Тут он мне сурово, серьезно так:
— Тебе б не выбили, Прасковья!..
Сразу я почувствовала угрозу какую-то, однако не сдалась, да и виду не показала, хотя голос его, его тон меня очень встревожили.
— Некому, — говорю, — мне зубы выбить. Кулаки у всех скручены да в рот каждому запихнуты.
— Дура баба!
— Не дурачь!
— Не дурачу. Хохловские тебя убивать будут послезавтра на сходке. Комбедов твоих, которые понахрапистей, подпоить задумали. Ужо растрепят тебе космы. Всех, говорят, в ответ потянут, а мир — не один человек, вину не одному нести.
В упор я его спросила:
— Правду ли ты говоришь, иуда?
— Убивать начнут — проверь.
— А почему ты меня предупреждаешь?
— Не твоя загадка, не тебе разгадывать.
— Твоя шайка, ты за богатеев ведь!
— Дура баба, волос долог, ум короток.
— А дураков-то вовсе стригут, они вшивеют. Говори толком, пес!
— Я за себя. Нет у меня никакой шайки. Я — вся моя шайка-лейка. Сгори огнем вся Хохловка. Страсть мне в них. Болячка мне в них. Всех одолеете, а на мне зубок у всех хрупнет. Да и не жаль дураков…

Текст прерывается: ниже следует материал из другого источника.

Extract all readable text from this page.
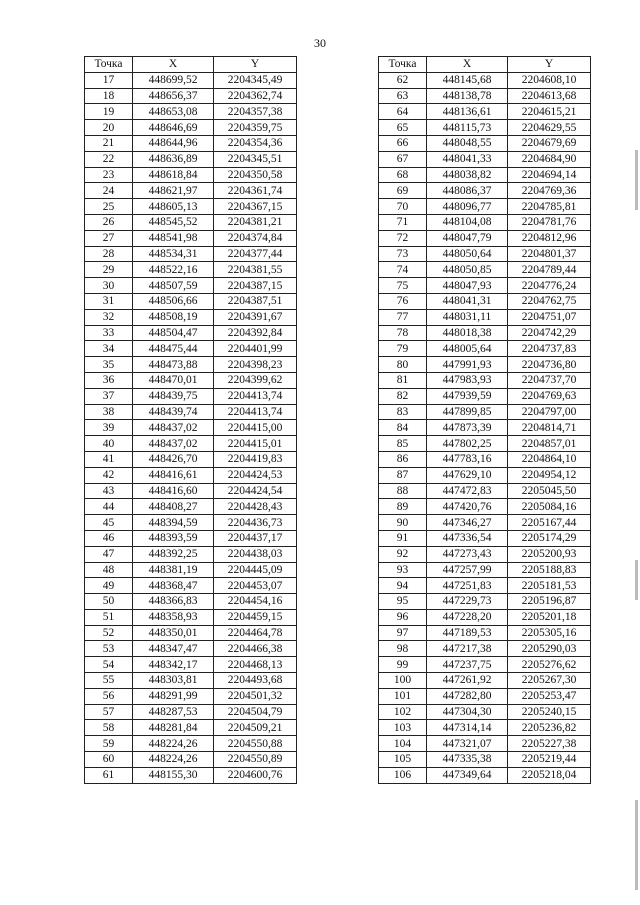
30
Точка	X	Y
17	448699,52	2204345,49
18	448656,37	2204362,74
19	448653,08	2204357,38
20	448646,69	2204359,75
21	448644,96	2204354,36
22	448636,89	2204345,51
23	448618,84	2204350,58
24	448621,97	2204361,74
25	448605,13	2204367,15
26	448545,52	2204381,21
27	448541,98	2204374,84
28	448534,31	2204377,44
29	448522,16	2204381,55
30	448507,59	2204387,15
31	448506,66	2204387,51
32	448508,19	2204391,67
33	448504,47	2204392,84
34	448475,44	2204401,99
35	448473,88	2204398,23
36	448470,01	2204399,62
37	448439,75	2204413,74
38	448439,74	2204413,74
39	448437,02	2204415,00
40	448437,02	2204415,01
41	448426,70	2204419,83
42	448416,61	2204424,53
43	448416,60	2204424,54
44	448408,27	2204428,43
45	448394,59	2204436,73
46	448393,59	2204437,17
47	448392,25	2204438,03
48	448381,19	2204445,09
49	448368,47	2204453,07
50	448366,83	2204454,16
51	448358,93	2204459,15
52	448350,01	2204464,78
53	448347,47	2204466,38
54	448342,17	2204468,13
55	448303,81	2204493,68
56	448291,99	2204501,32
57	448287,53	2204504,79
58	448281,84	2204509,21
59	448224,26	2204550,88
60	448224,26	2204550,89
61	448155,30	2204600,76
Точка	X	Y
62	448145,68	2204608,10
63	448138,78	2204613,68
64	448136,61	2204615,21
65	448115,73	2204629,55
66	448048,55	2204679,69
67	448041,33	2204684,90
68	448038,82	2204694,14
69	448086,37	2204769,36
70	448096,77	2204785,81
71	448104,08	2204781,76
72	448047,79	2204812,96
73	448050,64	2204801,37
74	448050,85	2204789,44
75	448047,93	2204776,24
76	448041,31	2204762,75
77	448031,11	2204751,07
78	448018,38	2204742,29
79	448005,64	2204737,83
80	447991,93	2204736,80
81	447983,93	2204737,70
82	447939,59	2204769,63
83	447899,85	2204797,00
84	447873,39	2204814,71
85	447802,25	2204857,01
86	447783,16	2204864,10
87	447629,10	2204954,12
88	447472,83	2205045,50
89	447420,76	2205084,16
90	447346,27	2205167,44
91	447336,54	2205174,29
92	447273,43	2205200,93
93	447257,99	2205188,83
94	447251,83	2205181,53
95	447229,73	2205196,87
96	447228,20	2205201,18
97	447189,53	2205305,16
98	447217,38	2205290,03
99	447237,75	2205276,62
100	447261,92	2205267,30
101	447282,80	2205253,47
102	447304,30	2205240,15
103	447314,14	2205236,82
104	447321,07	2205227,38
105	447335,38	2205219,44
106	447349,64	2205218,04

— Запрягай рысака, ступай. В город еду.
— Слушаюсь, хозяйка. Может, за кучера возьмешь? Пригожусь, может? Не ровен час и заблудиться можно.
— Ох, иуда! Молчи! Не тирань мою душу. Заблудился один, помнишь? Ефимом в живых величали?
— Воля божья.
— А вино чье?
— Вино казенное. Его пить никто не запрещал. Да и не принуждал никто. Всяк про себя соображал.
— А ты, иуда, знаешь, как мой Петр меня резнул перед своими товарищами? Вот, говорит, мать моя. С головой баба. Батька мой как ей наскучил — так и замерз в чистом поле. А батька, батька у меня был какой…
Утром у Петруши на квартире, когда я сидела чай пила да рассказывала, что меня завтра будут убивать, вдруг вбегает к нему огромный бородатый человек, глазища красные — опух весь, и рычит на весь дом:
— Гостев, Гостев, слушай, Горянов, Гостев!
— Слушаю, Мысягин-Клемашев, — улыбается Петрушка.
— Дурак, дубина, осел!
Мысягин этот кричал, бил себя своими кулачищами в грудь, хрипел, плевался, ворочал своими коровьими белками с кровяными жилками, но до того он мне показался добродушным, до того сговорчивым, что свирепость его насмешила меня. Он и на меня бросился.
— А ты что, дура, смеешься? Мать, что ль?
— Да.
— Вот и балда! Петьку твоего шлепнуть хотят. Слушай ты, осел чертов, ведь тебя провокатором большевики, собачьи дети, объявили. Вот читай, дубина, читай, сволочь вихристая. Какие такие списки очутились в охранке? Я этим большевикам пойду сейчас морду квасить. Всем подряд. А Николке зубы в порошок раздроблю. Они хотят опозорить нашу партию! Среди социал-революционеров — интернационалистов не было и не будет провокатора! Никаких списков! Враки! Гостев-Горянов — борец!